O gaúcho Paulo Nascimento, que sempre priorizou Gramado como primeira vitrine de seus filmes, parece ter desistido dos festivais. Tanto que seu novo longa – “Ainda Somos os Mesmos” – tem lançamento previsto para 26 de junho.

E Anna Muylaert? Que festival escolherá para a estreia de “Clube das Mulheres de Negócio”? A relação da diretora com Gramado é feita de bons e maus momentos. Bons, quando ela triunfou na Serra Gaúcha com “Durval Discos”. Maus, quando “Que Horas Ela Volta?”, selecionado para a competição oficial pelo Kikito, foi excluído por “razão regulamentar” – o filme teria pré-estreia paulistana, em noite badalada, um dia antes de passar pelo Palácio dos Festivais gramadense.

Dois filmes exibidos no recém-concluído Festival de Berlim – “Cidade; Campo”, de Juliana Rojas, e “Betânia”, de Marcelo Botta, têm cacife para escolher sua vitrine preferencial no circuito de festivais brasileiros: se a curitibana do Olhar de Cinema, se a gaúcha do Festival de Gramado. Ou se aguardarão a dobradinha de outubro – o Festival do Rio e Mostra de São Paulo.

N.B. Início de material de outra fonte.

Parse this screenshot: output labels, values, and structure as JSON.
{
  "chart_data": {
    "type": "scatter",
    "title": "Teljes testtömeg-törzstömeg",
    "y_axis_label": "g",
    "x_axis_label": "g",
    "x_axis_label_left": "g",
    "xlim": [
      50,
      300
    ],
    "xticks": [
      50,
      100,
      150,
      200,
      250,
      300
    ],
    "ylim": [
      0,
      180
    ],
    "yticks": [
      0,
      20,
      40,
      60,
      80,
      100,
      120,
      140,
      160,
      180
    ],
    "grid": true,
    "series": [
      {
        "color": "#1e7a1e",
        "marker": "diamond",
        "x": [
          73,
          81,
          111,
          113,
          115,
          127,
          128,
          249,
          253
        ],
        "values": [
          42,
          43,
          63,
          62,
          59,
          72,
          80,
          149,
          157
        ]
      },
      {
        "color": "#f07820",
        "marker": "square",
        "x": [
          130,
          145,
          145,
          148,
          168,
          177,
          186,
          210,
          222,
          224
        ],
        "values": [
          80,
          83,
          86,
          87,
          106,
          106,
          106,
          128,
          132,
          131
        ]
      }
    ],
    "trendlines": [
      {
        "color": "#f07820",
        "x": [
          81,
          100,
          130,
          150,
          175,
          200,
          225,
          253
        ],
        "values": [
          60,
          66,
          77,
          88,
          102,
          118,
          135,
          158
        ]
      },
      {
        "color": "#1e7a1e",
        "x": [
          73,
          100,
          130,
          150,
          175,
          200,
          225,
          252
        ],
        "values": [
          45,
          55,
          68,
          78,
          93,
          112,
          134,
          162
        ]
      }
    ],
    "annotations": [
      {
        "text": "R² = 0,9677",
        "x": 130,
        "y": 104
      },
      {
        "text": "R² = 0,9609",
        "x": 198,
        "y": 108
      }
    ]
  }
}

“Cidade; Campo”, prêmio de melhor direção na mostra Encounters/Berlim – com Fernanda Vianna, do grupo Galpão (mulher que abandona o interior rumo à cidade) e Mirella Façanha e Bruna Linzmeyer (o casal homoafetivo faz o percurso oposto, deixa a cidade rumo ao campo) – será disputadíssimo.

Afinal, Juliana Rojas é autora (ou coautora) de filmes de grande qualidade e originalidade, como “Trabalhar Cansa” (parceria com Marco Dutra) e “Sinfonia da Necrópole”, soma de terror-humor das mais inteligentes. Este filme serviu de vitrine de projeção à talentosíssima Luciana Paes.

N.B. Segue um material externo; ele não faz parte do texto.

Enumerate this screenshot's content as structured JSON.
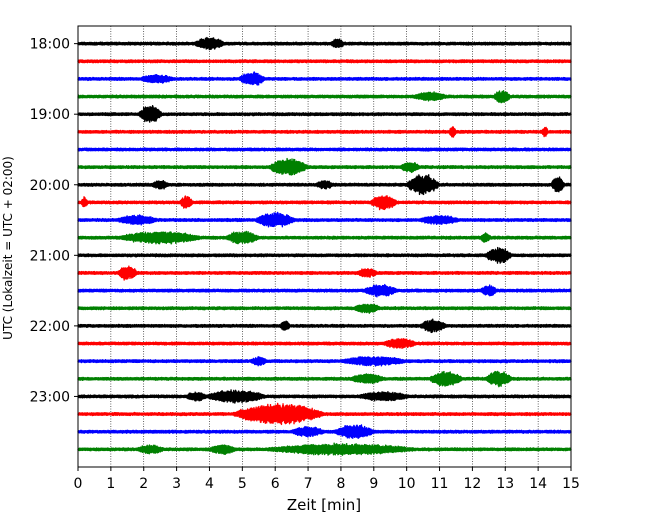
{
  "chart_data": {
    "type": "line",
    "title": "",
    "xlabel": "Zeit  [min]",
    "ylabel": "UTC (Lokalzeit = UTC + 02:00)",
    "xlim": [
      0,
      15
    ],
    "xticks": [
      0,
      1,
      2,
      3,
      4,
      5,
      6,
      7,
      8,
      9,
      10,
      11,
      12,
      13,
      14,
      15
    ],
    "ytick_labels": [
      "18:00",
      "19:00",
      "20:00",
      "21:00",
      "22:00",
      "23:00"
    ],
    "ylim": [
      "17:45",
      "24:00"
    ],
    "x_grid": "dotted",
    "line_colors": [
      "#000000",
      "#ff0000",
      "#0000ff",
      "#008000"
    ],
    "traces": [
      {
        "start": "18:00",
        "color": "#000000",
        "bursts": [
          [
            4.0,
            0.9,
            1.8
          ],
          [
            7.9,
            0.4,
            1.3
          ]
        ]
      },
      {
        "start": "18:15",
        "color": "#ff0000",
        "bursts": []
      },
      {
        "start": "18:30",
        "color": "#0000ff",
        "bursts": [
          [
            5.3,
            0.8,
            2.1
          ],
          [
            2.4,
            1.0,
            1.2
          ]
        ]
      },
      {
        "start": "18:45",
        "color": "#008000",
        "bursts": [
          [
            12.9,
            0.5,
            2.0
          ],
          [
            10.7,
            1.0,
            1.2
          ]
        ]
      },
      {
        "start": "19:00",
        "color": "#000000",
        "bursts": [
          [
            2.2,
            0.7,
            2.8
          ]
        ]
      },
      {
        "start": "19:15",
        "color": "#ff0000",
        "bursts": [
          [
            11.4,
            0.2,
            1.8
          ],
          [
            14.2,
            0.2,
            1.4
          ]
        ]
      },
      {
        "start": "19:30",
        "color": "#0000ff",
        "bursts": []
      },
      {
        "start": "19:45",
        "color": "#008000",
        "bursts": [
          [
            6.4,
            1.2,
            2.6
          ],
          [
            10.1,
            0.6,
            1.5
          ]
        ]
      },
      {
        "start": "20:00",
        "color": "#000000",
        "bursts": [
          [
            10.5,
            1.0,
            3.3
          ],
          [
            14.6,
            0.4,
            2.7
          ],
          [
            7.5,
            0.5,
            1.3
          ],
          [
            2.5,
            0.5,
            1.2
          ]
        ]
      },
      {
        "start": "20:15",
        "color": "#ff0000",
        "bursts": [
          [
            9.3,
            0.8,
            2.3
          ],
          [
            3.3,
            0.4,
            1.8
          ],
          [
            0.2,
            0.2,
            1.6
          ]
        ]
      },
      {
        "start": "20:30",
        "color": "#0000ff",
        "bursts": [
          [
            6.0,
            1.2,
            2.3
          ],
          [
            1.8,
            1.2,
            1.4
          ],
          [
            11.0,
            1.2,
            1.2
          ]
        ]
      },
      {
        "start": "20:45",
        "color": "#008000",
        "bursts": [
          [
            2.5,
            2.5,
            1.8
          ],
          [
            5.0,
            1.0,
            2.0
          ],
          [
            12.4,
            0.3,
            1.4
          ]
        ]
      },
      {
        "start": "21:00",
        "color": "#000000",
        "bursts": [
          [
            12.8,
            0.8,
            2.6
          ]
        ]
      },
      {
        "start": "21:15",
        "color": "#ff0000",
        "bursts": [
          [
            1.5,
            0.6,
            2.3
          ],
          [
            8.8,
            0.6,
            1.3
          ]
        ]
      },
      {
        "start": "21:30",
        "color": "#0000ff",
        "bursts": [
          [
            9.2,
            1.0,
            1.9
          ],
          [
            12.5,
            0.5,
            1.6
          ]
        ]
      },
      {
        "start": "21:45",
        "color": "#008000",
        "bursts": [
          [
            8.8,
            0.8,
            1.3
          ]
        ]
      },
      {
        "start": "22:00",
        "color": "#000000",
        "bursts": [
          [
            10.8,
            0.8,
            2.0
          ],
          [
            6.3,
            0.3,
            1.5
          ]
        ]
      },
      {
        "start": "22:15",
        "color": "#ff0000",
        "bursts": [
          [
            9.8,
            1.0,
            1.4
          ]
        ]
      },
      {
        "start": "22:30",
        "color": "#0000ff",
        "bursts": [
          [
            9.0,
            2.0,
            1.3
          ],
          [
            5.5,
            0.5,
            1.2
          ]
        ]
      },
      {
        "start": "22:45",
        "color": "#008000",
        "bursts": [
          [
            11.2,
            1.0,
            2.3
          ],
          [
            12.8,
            0.8,
            2.3
          ],
          [
            8.8,
            1.0,
            1.5
          ]
        ]
      },
      {
        "start": "23:00",
        "color": "#000000",
        "bursts": [
          [
            4.8,
            1.8,
            1.9
          ],
          [
            3.6,
            0.6,
            1.4
          ],
          [
            9.3,
            1.5,
            1.3
          ]
        ]
      },
      {
        "start": "23:15",
        "color": "#ff0000",
        "bursts": [
          [
            6.1,
            2.8,
            3.3
          ]
        ]
      },
      {
        "start": "23:30",
        "color": "#0000ff",
        "bursts": [
          [
            8.4,
            1.2,
            2.2
          ],
          [
            7.0,
            1.0,
            1.4
          ]
        ]
      },
      {
        "start": "23:45",
        "color": "#008000",
        "bursts": [
          [
            8.0,
            4.5,
            1.6
          ],
          [
            4.4,
            0.8,
            1.3
          ],
          [
            2.2,
            0.8,
            1.2
          ]
        ]
      }
    ]
  }
}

O longa do realizador paulista Marcelo Botta se passa nos Lençóis Maranhenses, espaço de imensa beleza e poder de atração turística, embora pouco explorada pelo cinema brasileiro. Dá para contar nos dedos os filmes ambientados no mais badalado cartão postal do Maranhão: “Casa de Areia”, de Andrucha Waddington (com as Fernandas Montenegro e Torres) e o belo curta “Sanã”, de Marcos Pimentel (produzido por Frederico Machado).

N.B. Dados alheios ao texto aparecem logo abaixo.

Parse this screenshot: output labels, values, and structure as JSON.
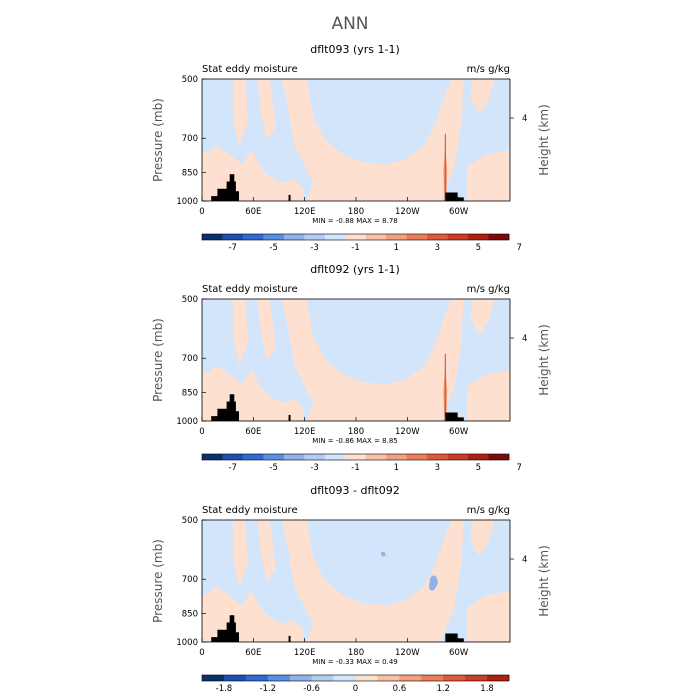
{
  "figure_title": "ANN",
  "chart_data": [
    {
      "type": "heatmap",
      "title": "dflt093 (yrs 1-1)",
      "left_label": "Stat eddy moisture",
      "units": "m/s g/kg",
      "ylabel": "Pressure (mb)",
      "ylabel_right": "Height (km)",
      "yticks": [
        "500",
        "700",
        "850",
        "1000"
      ],
      "yticks_right": [
        "4"
      ],
      "xticks": [
        "0",
        "60E",
        "120E",
        "180",
        "120W",
        "60W"
      ],
      "xlim": [
        0,
        360
      ],
      "ylim": [
        1000,
        500
      ],
      "y_log_scale": true,
      "stats": "MIN =   -0.88   MAX =    8.78",
      "colorbar_labels": [
        "-7",
        "-5",
        "-3",
        "-1",
        "1",
        "3",
        "5",
        "7"
      ],
      "colorbar_colors": [
        "#08306b",
        "#1e4fb0",
        "#2e6ad6",
        "#5a8ee0",
        "#8fb2ea",
        "#b3cdf2",
        "#d3e5fa",
        "#fde0d0",
        "#f9c0a5",
        "#f4a07e",
        "#ec7b58",
        "#e0583a",
        "#cf3a25",
        "#b01e15",
        "#7b0a0a"
      ],
      "dominant_positive_color": "#fde0d0",
      "dominant_negative_color": "#d3e5fa"
    },
    {
      "type": "heatmap",
      "title": "dflt092 (yrs 1-1)",
      "left_label": "Stat eddy moisture",
      "units": "m/s g/kg",
      "ylabel": "Pressure (mb)",
      "ylabel_right": "Height (km)",
      "yticks": [
        "500",
        "700",
        "850",
        "1000"
      ],
      "yticks_right": [
        "4"
      ],
      "xticks": [
        "0",
        "60E",
        "120E",
        "180",
        "120W",
        "60W"
      ],
      "xlim": [
        0,
        360
      ],
      "ylim": [
        1000,
        500
      ],
      "y_log_scale": true,
      "stats": "MIN =   -0.86   MAX =    8.85",
      "colorbar_labels": [
        "-7",
        "-5",
        "-3",
        "-1",
        "1",
        "3",
        "5",
        "7"
      ],
      "colorbar_colors": [
        "#08306b",
        "#1e4fb0",
        "#2e6ad6",
        "#5a8ee0",
        "#8fb2ea",
        "#b3cdf2",
        "#d3e5fa",
        "#fde0d0",
        "#f9c0a5",
        "#f4a07e",
        "#ec7b58",
        "#e0583a",
        "#cf3a25",
        "#b01e15",
        "#7b0a0a"
      ],
      "dominant_positive_color": "#fde0d0",
      "dominant_negative_color": "#d3e5fa"
    },
    {
      "type": "heatmap",
      "title": "dflt093 - dflt092",
      "left_label": "Stat eddy moisture",
      "units": "m/s g/kg",
      "ylabel": "Pressure (mb)",
      "ylabel_right": "Height (km)",
      "yticks": [
        "500",
        "700",
        "850",
        "1000"
      ],
      "yticks_right": [
        "4"
      ],
      "xticks": [
        "0",
        "60E",
        "120E",
        "180",
        "120W",
        "60W"
      ],
      "xlim": [
        0,
        360
      ],
      "ylim": [
        1000,
        500
      ],
      "y_log_scale": true,
      "stats": "MIN =   -0.33   MAX =    0.49",
      "colorbar_labels": [
        "-1.8",
        "-1.2",
        "-0.6",
        "0",
        "0.6",
        "1.2",
        "1.8"
      ],
      "colorbar_colors": [
        "#08306b",
        "#1e4fb0",
        "#2e6ad6",
        "#5a8ee0",
        "#8fb2ea",
        "#b3cdf2",
        "#d3e5fa",
        "#fde0d0",
        "#f9c0a5",
        "#f4a07e",
        "#ec7b58",
        "#e0583a",
        "#cf3a25",
        "#b01e15"
      ],
      "dominant_positive_color": "#fde0d0",
      "dominant_negative_color": "#d3e5fa"
    }
  ]
}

Um terceiro filme brasileiro, com estreia prevista em festival internacional – o de Documentários de Copenhague, na Dinamarca – é “Eros”, da britânico-brasileira Rachel Dayse Ellis. Neste longa documental, a realizadora convida pessoas que frequentam motéis a se filmarem durante uma noite e compartilhar seus vídeos, de forma que eles façam parte do filme.

O cineasta Evaldo Mocarzel tem dois longas em processo de montagem e finalização. Um é o documentário “Sérgio Mamberti”, sobre o ator santista, dono de trabalhos notáveis no teatro, cinema e TV. Outro é um longa experimental – ou “experencial” como preferem definir Evaldo e seu parceiro no projeto, André Goldfeder.

A “experenciação” se dá com duas atrizes notáveis – a baiana Helena Ignez e a paulista Vera Holtz. Até Helena, afeita a atrevidos experimentos, ponderou sobre o “experencial” da dupla Mocarzel-Goldfeder: “trata-se do filme mais louco de todos em que atuei”. Evaldo resume o projeto: “realizamos um híbrido de cinema, teatro e artes plásticas”.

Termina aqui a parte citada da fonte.